The end result when you print far too much paper currency is that its value declines against real assets. In other words, inflation kicks in. Gold has been the best performer in inflationary periods. When investors become wary of sovereign creditworthiness and all currencies share similar symptoms, meaning there is nowhere to run, they run to hard assets such as gold.

That said, what risks do gold investors face?

Gold can come under short-term pressure in times of crisis when there is a rush to liquidity. In those situations gold can be just another asset to be sold to raise cash. During the crisis two years ago gold was briefly sold off in a rush to liquidity in the form of U.S. T-bills, which resulted in a dollar rally.
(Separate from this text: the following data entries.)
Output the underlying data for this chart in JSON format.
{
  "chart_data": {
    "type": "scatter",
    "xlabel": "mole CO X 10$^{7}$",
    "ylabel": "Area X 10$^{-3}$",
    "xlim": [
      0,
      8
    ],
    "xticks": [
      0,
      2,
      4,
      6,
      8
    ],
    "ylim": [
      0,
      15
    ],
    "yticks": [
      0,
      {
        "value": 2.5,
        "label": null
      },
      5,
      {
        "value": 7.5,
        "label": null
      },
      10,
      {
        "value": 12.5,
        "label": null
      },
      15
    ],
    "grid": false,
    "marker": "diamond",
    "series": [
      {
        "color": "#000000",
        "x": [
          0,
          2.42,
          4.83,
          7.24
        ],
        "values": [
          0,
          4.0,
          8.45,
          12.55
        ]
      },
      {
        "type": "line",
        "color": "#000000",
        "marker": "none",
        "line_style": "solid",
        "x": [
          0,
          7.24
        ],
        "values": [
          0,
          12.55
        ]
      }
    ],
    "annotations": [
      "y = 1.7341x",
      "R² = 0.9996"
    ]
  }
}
A second risk for gold is that investors will become fearful about exit strategies as the recent reflation causes economies to strengthen and interest rates to rise (something that is not good for gold). I doubt this is much of a risk because I believe economies are too anemic and the financial system too fragile to allow for much higher interest rates. The U.S. Federal Reserve (and other central banks) will end up being a buyer of last resort of U.S. debt if it has to keep rates at acceptable levels.

Will central banks remain big players in the gold market?

Central bank sales have always been the most unpredictable component of the demand/supply equation for gold. But as I predicted long ago, the day would come when central banks stopped selling gold. (Quite a few have in fact become buyers.) This past year was the first time that European central banks didn’t sell their 500 tons under the Central Bank Gold Agreement (in fact last year they sold just 150 tons, and I expect them to sell even less in the current year).

Since the U.S. closed the gold window in 1971, gold has traded inversely to the U.S. dollar. Recently, however, that hasn’t always been the case, and I sense a decoupling of that relationship. The U.S. dollar is just another abstract vehicle trading against other abstract vehicles. Gold and other hard assets will slowly trade as a group inversely to all paper currencies.